Muses Thrown

Matthew's rants and raves about music, movies, and live shows

10 September 2007

October Mini-Review Blitz

So many new albums to review - many of them incredible - so little time...

Patrick Wolf - The Magic Position
Rating: 5

I bought this based on Pitchfork's "Best New Music" inclusion and also on a couple of his older songs shared with me by friend Russ that I really liked. Well, I guess I'll need to pick up the two older albums and hope I like them better. The Magic Position doesn't do much for me. The best songs are those where Wolf is using some creative sonic effects ("Bluebells", "Accident and Emergency") or where his sense of drama in the vocals doesn't overwhelm the music surrounding them ("Augustine", "Get Lost").

A Sunny Day in Glasgow - Scribble Mural Comic Journal
Rating: 8

Early-90s shoegaze is a sound that seems to be getting mined a lot more recently, but unlike a lot of their fellow archivists (see my review of Asobi Seksu's Citrus) ASDIG bring their own creativity and the result is reminiscent without ever being derivative. "5:15 Train" is that long-lost missing link between My Bloody Valentine's buzzsaw wall of noise and the Cocteau Twins' airy beauty, colliding oceanic washes of feedback with the most gorgeous vocal melody this side of Treasure. "Our Change into Rain is No Change At All" injects some urgency into the same formula with stunning success. But Scribble Mural Comic Journal also significantly ups '07's weird quotient: centerpiece tunes "Lists, Plans" and "C'mon" are chaotic almost to a fault, and show off the band's penchant for unexpected twists in mood and sonics. If I've any major complaint, it's that the murky production often deadens the songs' ambience as much as enhance it. However, even when the ideas being explored don't really gel, I still tip my hat to the fierceness of the band's originality.
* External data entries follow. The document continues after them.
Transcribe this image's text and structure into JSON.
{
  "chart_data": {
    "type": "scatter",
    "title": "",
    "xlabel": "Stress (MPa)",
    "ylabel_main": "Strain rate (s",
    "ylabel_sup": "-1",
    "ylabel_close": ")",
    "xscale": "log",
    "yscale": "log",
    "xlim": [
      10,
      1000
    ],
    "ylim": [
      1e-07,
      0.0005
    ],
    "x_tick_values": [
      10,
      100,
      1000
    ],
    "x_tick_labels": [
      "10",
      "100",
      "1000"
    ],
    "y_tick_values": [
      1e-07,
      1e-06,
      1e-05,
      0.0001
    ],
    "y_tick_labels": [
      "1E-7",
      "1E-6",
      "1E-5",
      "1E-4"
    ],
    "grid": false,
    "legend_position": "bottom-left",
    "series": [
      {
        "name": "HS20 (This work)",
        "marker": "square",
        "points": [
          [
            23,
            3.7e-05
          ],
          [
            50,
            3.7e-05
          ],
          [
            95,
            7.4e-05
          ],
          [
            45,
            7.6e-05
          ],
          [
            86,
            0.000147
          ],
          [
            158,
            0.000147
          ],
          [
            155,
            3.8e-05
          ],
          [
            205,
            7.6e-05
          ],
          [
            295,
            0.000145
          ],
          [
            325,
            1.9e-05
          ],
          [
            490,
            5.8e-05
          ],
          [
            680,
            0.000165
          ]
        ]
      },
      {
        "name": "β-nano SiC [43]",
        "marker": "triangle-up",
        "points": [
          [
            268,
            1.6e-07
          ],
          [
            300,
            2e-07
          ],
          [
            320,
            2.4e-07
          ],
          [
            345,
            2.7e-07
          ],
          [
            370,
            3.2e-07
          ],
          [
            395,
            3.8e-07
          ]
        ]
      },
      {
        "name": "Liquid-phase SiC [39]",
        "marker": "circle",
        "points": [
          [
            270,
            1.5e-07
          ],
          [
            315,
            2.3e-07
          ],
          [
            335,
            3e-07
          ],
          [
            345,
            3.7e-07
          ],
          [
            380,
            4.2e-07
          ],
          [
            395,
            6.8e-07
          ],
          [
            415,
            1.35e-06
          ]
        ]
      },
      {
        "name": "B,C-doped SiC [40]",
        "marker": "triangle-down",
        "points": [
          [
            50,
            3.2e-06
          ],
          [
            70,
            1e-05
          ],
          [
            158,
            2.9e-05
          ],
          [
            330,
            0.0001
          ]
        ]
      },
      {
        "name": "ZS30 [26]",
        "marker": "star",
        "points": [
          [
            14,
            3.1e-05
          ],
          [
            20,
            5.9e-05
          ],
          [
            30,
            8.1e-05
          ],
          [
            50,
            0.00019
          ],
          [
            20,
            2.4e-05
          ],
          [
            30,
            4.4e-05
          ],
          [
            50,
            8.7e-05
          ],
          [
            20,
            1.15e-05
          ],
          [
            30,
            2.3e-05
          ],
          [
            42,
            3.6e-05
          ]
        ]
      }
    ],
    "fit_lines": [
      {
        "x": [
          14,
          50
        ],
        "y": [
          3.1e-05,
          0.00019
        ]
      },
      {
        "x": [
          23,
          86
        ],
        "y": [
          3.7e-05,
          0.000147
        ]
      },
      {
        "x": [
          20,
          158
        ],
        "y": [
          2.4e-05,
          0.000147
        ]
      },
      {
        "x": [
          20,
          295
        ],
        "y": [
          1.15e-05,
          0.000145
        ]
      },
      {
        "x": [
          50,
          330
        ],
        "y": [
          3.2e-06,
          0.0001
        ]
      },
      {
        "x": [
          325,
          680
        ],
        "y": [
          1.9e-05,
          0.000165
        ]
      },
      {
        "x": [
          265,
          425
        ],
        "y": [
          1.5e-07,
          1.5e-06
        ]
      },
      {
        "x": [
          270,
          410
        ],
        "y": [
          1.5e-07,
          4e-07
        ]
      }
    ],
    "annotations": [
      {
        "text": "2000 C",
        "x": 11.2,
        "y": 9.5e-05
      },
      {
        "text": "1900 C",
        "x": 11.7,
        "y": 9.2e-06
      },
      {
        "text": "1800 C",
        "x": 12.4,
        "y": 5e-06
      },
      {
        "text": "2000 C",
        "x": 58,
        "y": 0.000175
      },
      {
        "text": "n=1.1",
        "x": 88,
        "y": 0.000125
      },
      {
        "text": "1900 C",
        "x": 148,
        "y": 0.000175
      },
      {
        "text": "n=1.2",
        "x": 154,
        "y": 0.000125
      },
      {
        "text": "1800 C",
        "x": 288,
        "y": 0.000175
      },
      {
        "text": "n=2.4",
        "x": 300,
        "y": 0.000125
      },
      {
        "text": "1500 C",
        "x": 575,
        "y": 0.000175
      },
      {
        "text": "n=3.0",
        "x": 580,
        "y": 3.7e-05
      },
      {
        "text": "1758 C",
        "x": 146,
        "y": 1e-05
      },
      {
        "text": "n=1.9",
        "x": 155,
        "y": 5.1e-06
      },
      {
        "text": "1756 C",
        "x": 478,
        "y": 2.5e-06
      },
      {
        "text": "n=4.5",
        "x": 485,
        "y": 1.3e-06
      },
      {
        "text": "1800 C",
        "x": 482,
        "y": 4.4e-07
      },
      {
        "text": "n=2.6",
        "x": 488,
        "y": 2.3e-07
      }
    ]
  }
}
Field Music - Tones of Town
Rating: 7

Tones of Town is a nice little British pop album that won't change your life, but is consistent and enjoyable enough that it will probably occupy your playlists for awhile. The songs are tuneful and just quirky enough that they never get boring. Think a more sedate New Pornographers with intelligible lyrics, and you're not too far off the mark. "In Context", with it's fantastic percussion and power chorus, is the standout track, but "A House is Not a Home," "Working to Work," "Closer at Hand," and "She Can Do What She Wants" all feature effortless melodies that you'll find yourself humming even when the album isn't playing.